Criterio 8: Capacidad de adaptación a distintos volúmenes y necesidades
No todas las empresas generan el mismo volumen de documentación a destruir ni con la misma frecuencia. Un proveedor flexible que puede adaptar la capacidad de los contenedores (desde 120 hasta 800 litros), la frecuencia de recogida y la periodicidad del servicio es más útil que uno con un único modelo de servicio. La rigidez del proveedor suele traducirse en costes innecesarios o en mal uso del sistema.
Patranser cumple los ocho criterios descritos en este artículo para el servicio de destrucción confidencial de documentos: certificación UNE-EN 15713 emitida por ADOK, cadena de custodia documentada, sala cerrada con cámara, grabación disponible para el cliente, certificado formal de destrucción, personal con certificado de antecedentes penales, material enviado a reciclaje y servicio adaptable a distintos volúmenes. Si quieres conocer más detalles, podemos explicártelo sin compromiso.
Preguntas frecuentes
- ¿Qué diferencia hay entre un servicio de destrucción de documentos certificado y uno que no lo es?

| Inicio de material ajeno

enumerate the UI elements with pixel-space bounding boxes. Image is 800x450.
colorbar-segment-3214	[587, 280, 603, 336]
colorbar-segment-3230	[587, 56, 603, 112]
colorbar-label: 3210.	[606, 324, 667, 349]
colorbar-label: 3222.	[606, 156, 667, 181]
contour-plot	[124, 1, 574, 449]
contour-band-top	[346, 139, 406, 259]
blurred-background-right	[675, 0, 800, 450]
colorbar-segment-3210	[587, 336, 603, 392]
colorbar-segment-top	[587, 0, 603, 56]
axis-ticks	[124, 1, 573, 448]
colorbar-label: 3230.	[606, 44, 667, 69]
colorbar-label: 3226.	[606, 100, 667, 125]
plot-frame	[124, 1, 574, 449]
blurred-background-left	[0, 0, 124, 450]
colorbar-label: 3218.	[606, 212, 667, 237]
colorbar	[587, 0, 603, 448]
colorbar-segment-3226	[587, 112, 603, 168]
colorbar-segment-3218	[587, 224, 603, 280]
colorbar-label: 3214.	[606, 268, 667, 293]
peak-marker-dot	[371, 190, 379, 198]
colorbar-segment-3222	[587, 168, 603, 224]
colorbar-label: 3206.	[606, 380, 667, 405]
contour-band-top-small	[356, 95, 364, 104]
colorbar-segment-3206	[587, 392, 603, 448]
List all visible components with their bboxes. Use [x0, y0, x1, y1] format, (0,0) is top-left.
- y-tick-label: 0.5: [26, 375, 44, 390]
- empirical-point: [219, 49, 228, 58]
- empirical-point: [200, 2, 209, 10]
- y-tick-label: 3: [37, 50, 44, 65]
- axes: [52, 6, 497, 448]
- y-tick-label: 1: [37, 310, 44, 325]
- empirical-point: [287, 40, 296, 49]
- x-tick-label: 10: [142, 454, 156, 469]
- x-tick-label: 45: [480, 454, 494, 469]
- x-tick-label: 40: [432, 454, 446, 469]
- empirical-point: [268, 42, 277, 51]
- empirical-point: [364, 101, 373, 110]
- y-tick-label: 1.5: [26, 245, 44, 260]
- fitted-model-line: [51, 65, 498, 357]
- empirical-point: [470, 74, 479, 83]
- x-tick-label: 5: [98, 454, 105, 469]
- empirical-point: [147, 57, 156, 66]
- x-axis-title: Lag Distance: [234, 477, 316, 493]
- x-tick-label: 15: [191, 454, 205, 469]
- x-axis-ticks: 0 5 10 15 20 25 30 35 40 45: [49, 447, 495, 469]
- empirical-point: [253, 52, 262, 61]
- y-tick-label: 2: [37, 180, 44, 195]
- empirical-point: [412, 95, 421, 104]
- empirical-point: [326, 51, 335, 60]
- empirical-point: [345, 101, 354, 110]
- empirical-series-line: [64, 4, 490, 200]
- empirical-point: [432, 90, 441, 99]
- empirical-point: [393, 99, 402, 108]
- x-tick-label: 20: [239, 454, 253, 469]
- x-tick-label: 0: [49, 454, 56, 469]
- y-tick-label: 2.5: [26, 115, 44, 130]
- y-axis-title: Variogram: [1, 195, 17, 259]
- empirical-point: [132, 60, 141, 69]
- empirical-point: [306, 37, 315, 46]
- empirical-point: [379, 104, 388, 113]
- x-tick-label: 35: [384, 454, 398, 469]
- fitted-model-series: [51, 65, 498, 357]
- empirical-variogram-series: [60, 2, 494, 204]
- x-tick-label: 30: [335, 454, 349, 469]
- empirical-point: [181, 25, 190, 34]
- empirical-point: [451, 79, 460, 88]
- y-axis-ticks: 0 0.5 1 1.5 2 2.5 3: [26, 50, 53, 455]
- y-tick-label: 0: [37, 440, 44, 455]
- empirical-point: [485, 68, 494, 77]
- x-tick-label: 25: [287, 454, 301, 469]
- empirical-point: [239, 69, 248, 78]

- La diferencia es la capacidad de acreditación. Un proveedor certificado (UNE-EN 15713 emitida por entidad acreditada como ADOK) ha sido auditado externamente y puede aportar documentación verificable sobre su proceso. Un proveedor sin certificación puede destruir correctamente, pero no puede demostrarlo de forma que tenga peso ante una auditoría o ante el regulador de protección de datos.
- ¿Con qué frecuencia hay que contratar el servicio de destrucción de documentos?
- Depende del volumen generado y de los plazos de conservación de la documentación. Muchas empresas lo programan de forma anual o semestral, cuando revisan el archivo y detectan documentación que ya ha superado su plazo de conservación. En empresas con generación continua de documentación sensible —despachos de abogados, gestorías, aseguradoras— puede ser conveniente un servicio más frecuente con contenedores permanentes en las instalaciones.
- ¿El proveedor de destrucción de documentos puede destruir también discos duros, USB o soportes digitales?
- No todos. Patranser ofrece el servicio de destrucción exclusivamente para documentos en papel. Para la destrucción de soportes digitales existen empresas especializadas en ese tipo de destrucción, que requiere procesos y equipamiento diferente.
- ¿Qué pasa si el personal del proveedor tiene acceso a los documentos durante el transporte?
- En un servicio correcto, los documentos se depositan en contenedores con cerradura en las instalaciones del cliente y no se abren hasta llegar a la sala de destrucción. El personal de recogida no tiene acceso al contenido. Si hay algún punto del proceso en que los documentos quedan accesibles sin control, ese es un fallo de seguridad que debe corregirse.
- ¿Cuánto tiempo tarda el proveedor en emitir el certificado de destrucción?
- Un proveedor bien organizado emite el certificado en el mismo proceso o como máximo en los días siguientes a la destrucción. Si tarda semanas o no tiene un procedimiento definido para ello, es señal de que el proceso no está sistematizado, lo que plantea dudas sobre el resto del proceso también.
- ¿Puedo solicitar el certificado de destrucción en formato digital para archivarlo en mi sistema de gestión?
- Sí, y es lo habitual. El certificado en PDF con firma o sello del proveedor es suficiente para la mayoría de los sistemas de gestión documental y para presentarlo ante auditorías. Lo importante es que quede archivado de forma accesible y organizada por fecha de destrucción.